Implant Bypasses Spinal Cord, Allows Paralyzed Patient To Move His Arm

By Joelle Renstrom | Published

This article is more than 2 years old

BurkhartThe field of cybernetics has given quadriplegics, paraplegics, and amputees new hope. A paralyzed Brazilian teenager kicked off the World Cup thanks to a mind-controlled exoskeleton. We’ve got Skywalker-esque bionic arms and monkeys controlling one another’s brains. Lacking limbs or being unable to use them now isn’t so much a chronic condition as it is a scientific opportunity to devise a workaround. As amazing as those workarounds are, they all have one thing in common — the use of robotics. Now, for the first time, a paralyzed man can move his hand via his own thoughts.

The project is a result of a collaboration between The Ohio State University Wexner Medical Center and tech company Battelle. The crux of the technology is something called Neurobridge technology, which essentially allows patients to bypass the spinal cord entirely. The patient, a 23-year-old quadriplegic named Ian Burkhart, received a surgery a couple months ago in which a small chip was implanted in the area of his brain that controls his right hand. That chip interprets brain signals and transmits them to a computer, which then sends them to a muscle stimulating sleeve worn on the paralyzed limb, all within about one-tenth of a second.


Usually, the brain would send signals to the hand via the spinal cord, but Neurobridge reads the patient’s thoughts, processes them, and sends signals directly to the hand, bypassing the spinal injury, essentially allowing the patient to communicate directly with the muscles in a paralyzed limb. The technology has been in the works for about a decade. Developing the thought-to-signal algorithms as well as the software and sleeve was no small feat, and the team from Battelle first had to demonstrate proof of concept via recorded neural signals. The team started working with researchers and doctors at Ohio State a couple years ago. One of the challenges was figuring out the right place to implant the chip, as well as the proper sequence of electrodes to facilitate actual movement.

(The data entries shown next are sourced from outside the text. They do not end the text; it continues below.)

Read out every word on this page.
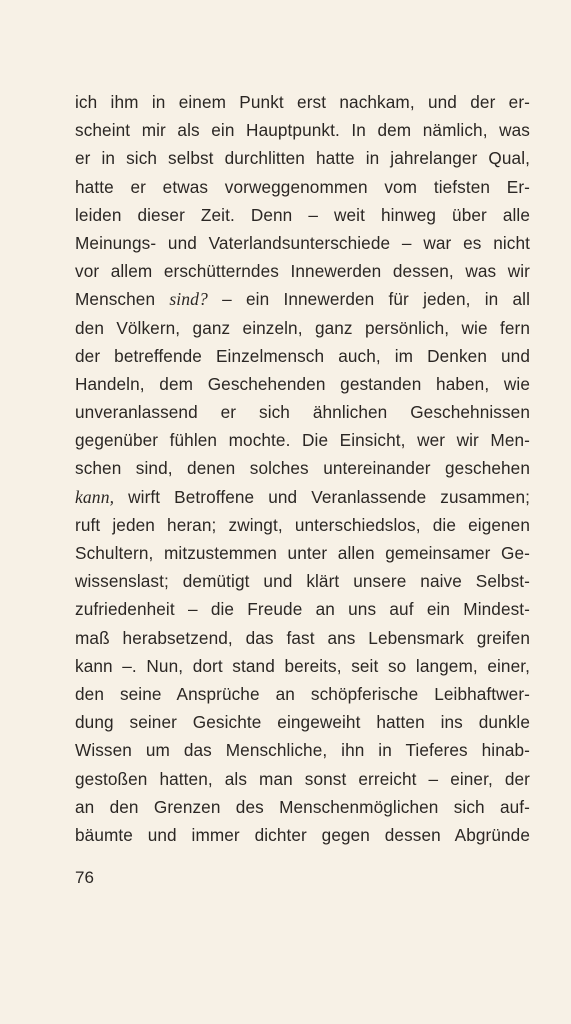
ich ihm in einem Punkt erst nachkam, und der er-
scheint mir als ein Hauptpunkt. In dem nämlich, was
er in sich selbst durchlitten hatte in jahrelanger Qual,
hatte er etwas vorweggenommen vom tiefsten Er-
leiden dieser Zeit. Denn – weit hinweg über alle
Meinungs- und Vaterlandsunterschiede – war es nicht
vor allem erschütterndes Innewerden dessen, was wir
Menschen sind? – ein Innewerden für jeden, in all
den Völkern, ganz einzeln, ganz persönlich, wie fern
der betreffende Einzelmensch auch, im Denken und
Handeln, dem Geschehenden gestanden haben, wie
unveranlassend er sich ähnlichen Geschehnissen
gegenüber fühlen mochte. Die Einsicht, wer wir Men-
schen sind, denen solches untereinander geschehen
kann, wirft Betroffene und Veranlassende zusammen;
ruft jeden heran; zwingt, unterschiedslos, die eigenen
Schultern, mitzustemmen unter allen gemeinsamer Ge-
wissenslast; demütigt und klärt unsere naive Selbst-
zufriedenheit – die Freude an uns auf ein Mindest-
maß herabsetzend, das fast ans Lebensmark greifen
kann –. Nun, dort stand bereits, seit so langem, einer,
den seine Ansprüche an schöpferische Leibhaftwer-
dung seiner Gesichte eingeweiht hatten ins dunkle
Wissen um das Menschliche, ihn in Tieferes hinab-
gestoßen hatten, als man sonst erreicht – einer, der
an den Grenzen des Menschenmöglichen sich auf-
bäumte und immer dichter gegen dessen Abgründe
76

Burkhart, who was injured in a diving accident four years ago, was excited for the chance to participate in the clinical trial not just to improve his own mobility, but to help further treatment for all paralyzed patients. He had to learn how to differentiate his own brain signals — for example, the command to rotate his wrist has to be distinguishable from the command to grasp an object. It took Burkhart a few months to get this to work, as well as to rebuild the muscles in his arm. Obviously, it was worth it.